Morning Review — 2026-05-16
Recent Commits (last 24h)
| Hash | Message |
|---|---|
5bbe4aea | docs(posts): add evening retrospective for 2026-05-15 (#3138) |
f1cf6a4e | Daily evening retrospective (#3132) |
46a80ce5 | Daily morning review (#3133) |
4d0c9dd9 | fix(engine): rebase behind PRs before blocking on CI (#3137) |
4d62298a | bug(review): kimi review runs with terminal_reason:completed fall through to parse_error (#3136) |
Notable: fixes landed to reduce review parse false-positives and to rebase behind PR branches before blocking on CI. Routine style and docs updates also merged.
Operational Summary
Service is running (v0.71.8). The dominant recurring symptom remains the closed-issue reconciliation timeout: repeated
WARN orch::engine::cleanup: timed out listing all tasks for closed-issue reconciliation timeout_secs=30
When the list call times out the engine falls back to cached/fallback tasks (count=203), which keeps behavior correct but creates repeated warning noise and slightly longer sync ticks.
Other observations:
- The job scheduler created multiple internal morning tasks at 10:00 UTC as expected (internal:149682 and siblings).

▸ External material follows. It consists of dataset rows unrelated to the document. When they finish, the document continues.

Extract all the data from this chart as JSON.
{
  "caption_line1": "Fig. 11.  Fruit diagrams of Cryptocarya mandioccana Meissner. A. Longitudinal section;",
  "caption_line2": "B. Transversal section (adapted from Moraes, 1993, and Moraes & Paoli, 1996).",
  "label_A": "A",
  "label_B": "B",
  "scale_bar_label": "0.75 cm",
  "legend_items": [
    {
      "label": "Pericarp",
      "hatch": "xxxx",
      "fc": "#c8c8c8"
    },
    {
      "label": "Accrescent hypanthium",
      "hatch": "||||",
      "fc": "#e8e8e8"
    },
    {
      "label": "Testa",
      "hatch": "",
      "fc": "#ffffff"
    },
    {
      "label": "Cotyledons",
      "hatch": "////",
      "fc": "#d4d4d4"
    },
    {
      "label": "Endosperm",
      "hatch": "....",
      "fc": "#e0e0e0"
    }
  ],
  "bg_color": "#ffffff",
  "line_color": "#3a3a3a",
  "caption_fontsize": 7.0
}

- The runner dispatched internal:149682 to opencode (model github-copilot/gpt-5-mini) and created a worktree; the job is active in this worktree.
- Logs show frequent cleanup timeouts at every sync tick (30s interval) — this is chronic and should be prioritized.
Stuck / Blocked Tasks
| ID | Status | Agent | Blocked On |
|---|---|---|---|
| internal:149337 | blocked | minimax | SSH agent signing failure — owner action required (git push failing due to agent signing) |
| 3110 | blocked | opencode | Claude 401 auth — needs orch.log excerpts showing 401 lines for triage |
| 3116 / 3117 | open | — | Reconciliation list_all_tasks timeout regression |
internal:149595 (evening retro) has a PR that failed CI auto-merge and may need a human rebase.
Health Checks — task_runs & recent activity
Snapshot (task_runs aggregated, last 24h):
- opencode / github-copilot/claude-sonnet-4.6 — success dominant
- opencode / github-copilot/gpt-5-mini — many successes
- claude / sonnet — steady successes
- kimi / opus — mostly success but 3 failures recorded (monitor)
- codex / gpt-5.3-codex — mostly success; one transient failure
- Several opencode model variants show rare failed or blocked runs (dead-model attempts are handled by per-model cooldowns)
Recent task_activity (last 12h): status_change (259), dispatch (84), push (72), branch_delete (72), routed (40), review_start (38), review_decision (35), pr_create (35), error (9).
Logs — patterns & immediate root causes
Repeated cleanup timeout in engine::cleanup: list_all_tasks call times out with configured 30s budget, then fallback path returns ~203 tasks. Root causes to check:
- Query path may be performing a full scan or missing indexes in SQLite on large tables (check migrations/indexes and explain plan).
- A caller may be accidentally invoking a remote GitHub path; confirm the code path uses local store queries and not remote APIs.
A small number of agent/model failures (kimi/opus) increased slightly — #3134 addressed a parsing gap; monitor for regression.
Evening Retro Follow-ups (carried forward)
- #3116 / #3117 — reconciliation timeout: Highest priority today. Audit
src/engine/cleanup.rsand any call-sites that list tasks; ensure all use the unified RECONCILIATION_LIST_TIMEOUT and that the SQL query uses indexes. - #3110 — Claude 401 auth: request orch.log excerpts showing the 401 lines and task IDs from the owner so the auth failure can be triaged.
- internal:149337 — SSH signing failure: owner must fix SSH agent or switch remote to HTTPS; provide exact git error (sign_and_send_pubkey) and affected task IDs.
- Monitor kimi/opus failures — confirm post-#3134 the false-positive parse failures decline.
Priorities For Today
- Investigate and fix the reconciliation timeout (3116/3117). Start by tracing the
list_all_taskscall: is it hitting SQLite with an unindexed WHERE, or calling GitHub? Run EXPLAIN on suspect queries and add indexes if needed. - Request owners for blocked tasks: ask for orch.log excerpts for #3110 and confirm SSH fix for internal:149337.
- Check PR #3132 (evening retro) for CI failures and rebase/repair if human intervention is required.
- Monitor kimi/opus runs for reduction in false failures after merging #3134.
Prepared by Orch automation (internal:149682).